ALBUQUERQUE, N.M. — A former tax collector with the state Taxation and Revenue Department pleaded guilty to three counts of extortion during his first appearance in federal court Friday morning.
Larry Mendoza, 44, is facing a maximum penalty of 20 years in prison, according to the plea agreement. The agreement ensures he won’t face additional charges for the scheme and prosecutors are recommending that he be sentenced to the low end of federal sentencing guidelines, though it’s not clear what that sentence would be.
Mendoza accepted cash and checks from businesses that owed taxes, sometimes collecting the money in various parking lots. At one point in the investigation, Mendoza was recorded on tape saying “call me Mr. Cash,” Kari Converse, Mendoza’s attorney, said in court.
FBI agents started investigating Mendoza in February 2017 when they were approached by the owner of Dos Amigos Anglers, a Santa Fe fly-fishing business, who said he was extorted by Mendoza. Mendoza initially threatened that the state would seize the fishing business for unpaid taxes and then offered to reduce the company’s tax burden in exchange for cash payments of around $500 at a time, according to search warrants in the case.
Magistrate Judge Laura Fashing released Mendoza under certain conditions after his court appearance.
“There’s a whole long story of what led to this. But it’s not par for the course for him,” Converse said in court. “He’s scared to death.”
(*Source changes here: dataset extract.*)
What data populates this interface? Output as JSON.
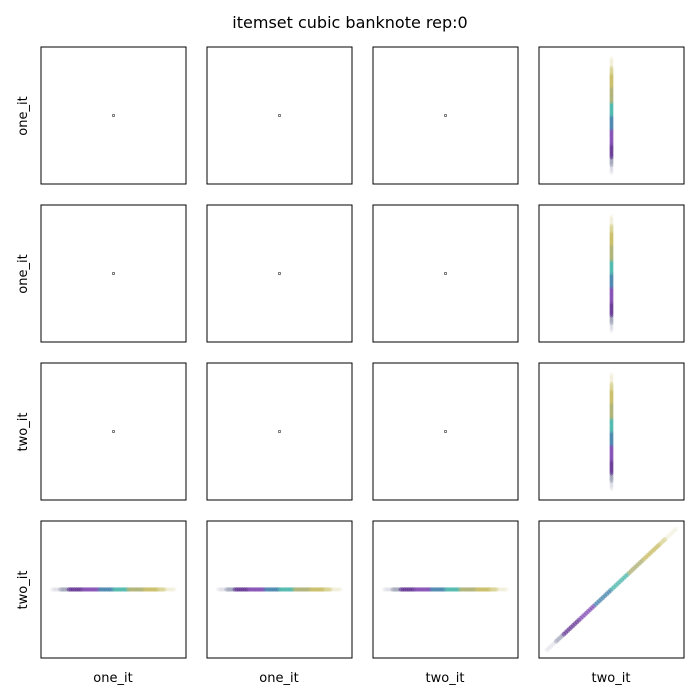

Converse couldn’t be reached for comment after the hearing.
Mendoza’s sentencing hearing hasn’t been scheduled.
Mendoza worked for the state from 2007 through 2017, and starting in 2013 he was responsible for collecting outstanding taxes from business owners, according his plea agreement.
Prosecutors said in the plea agreement that Mendoza was responsible for between $40,000 and $95,000 in losses.
“Following Mr. Mendoza’s departure, the (taxation and revenue) Department has conducted internal reviews of its processes and strengthened internal security measures to address the conduct of Mr. Mendoza while he was an employee here,” Ben Cloutier, a spokesman for the department, said in an email.